Although studies have shown that pentoxifylline (PTX) improves tissue perfusion and hepatocellular function after trauma-hemorrhage and resuscitation, it is not known whether this agent has any beneficial effects on left ventricular performance under such conditions. To study this, rats underwent laparotomy (i.e., trauma induced) and were bled to and maintained at a blood pressure of 40 mm Hg until 40% of the maximum shed blood volume was returned in the form of Ringer's lactate. The animals were then resuscitated with four times the volume of shed blood with Ringer's lactate over 60 min, following which PTX (50 mg/kg body wt) or an equivalent volume of normal saline was infused intravenously over 100 min.
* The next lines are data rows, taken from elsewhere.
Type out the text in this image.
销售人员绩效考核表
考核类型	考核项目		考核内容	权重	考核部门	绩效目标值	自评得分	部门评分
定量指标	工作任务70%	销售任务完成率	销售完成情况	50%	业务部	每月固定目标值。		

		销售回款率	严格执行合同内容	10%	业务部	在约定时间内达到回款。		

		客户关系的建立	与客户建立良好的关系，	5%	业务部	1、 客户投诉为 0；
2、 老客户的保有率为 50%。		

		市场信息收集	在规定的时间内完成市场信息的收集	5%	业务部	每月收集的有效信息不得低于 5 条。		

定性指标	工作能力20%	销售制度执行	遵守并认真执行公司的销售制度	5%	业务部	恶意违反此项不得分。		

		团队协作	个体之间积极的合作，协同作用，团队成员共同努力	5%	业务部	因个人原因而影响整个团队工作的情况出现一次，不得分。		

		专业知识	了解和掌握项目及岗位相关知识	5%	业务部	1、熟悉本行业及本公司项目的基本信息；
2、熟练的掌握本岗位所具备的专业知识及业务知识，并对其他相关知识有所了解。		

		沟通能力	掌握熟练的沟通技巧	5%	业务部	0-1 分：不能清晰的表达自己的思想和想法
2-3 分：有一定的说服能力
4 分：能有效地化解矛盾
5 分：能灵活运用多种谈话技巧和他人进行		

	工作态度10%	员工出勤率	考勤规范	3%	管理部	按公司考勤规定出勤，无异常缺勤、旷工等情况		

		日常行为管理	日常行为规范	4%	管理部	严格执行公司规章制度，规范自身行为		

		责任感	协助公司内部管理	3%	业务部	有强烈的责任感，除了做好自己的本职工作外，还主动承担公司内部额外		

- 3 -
Maximum dP/dt during contraction (+dP/dtmax) and relaxation (-dP/dtmax), maximum rate of a "pressure-normalized" change in ventricular pressure during ventricular contraction (dP/dtmax/P), and ventricular peak systemic pressure (VPSP) were determined at 15 min before the completion of resuscitation and every 30 min up to 4 hr after resuscitation. The results indicated that both +dP/dtmax and -dP/dtmax decreased significantly beginning at 0.5 h after resuscitation and remained depressed throughout the study period in saline-treated animals. In addition, VPSP was significantly depressed at 2.5 to 4 hr after resuscitation. Treatment with PTX, however, significantly improved the above parameters as well as dP/dtmax/P and heart rate. Since PTX restores various left ventricular performance parameters, this agent appears to be a useful adjunct for improving cardiac function after trauma and hemorrhagic shock, even in the absence of blood resuscitation.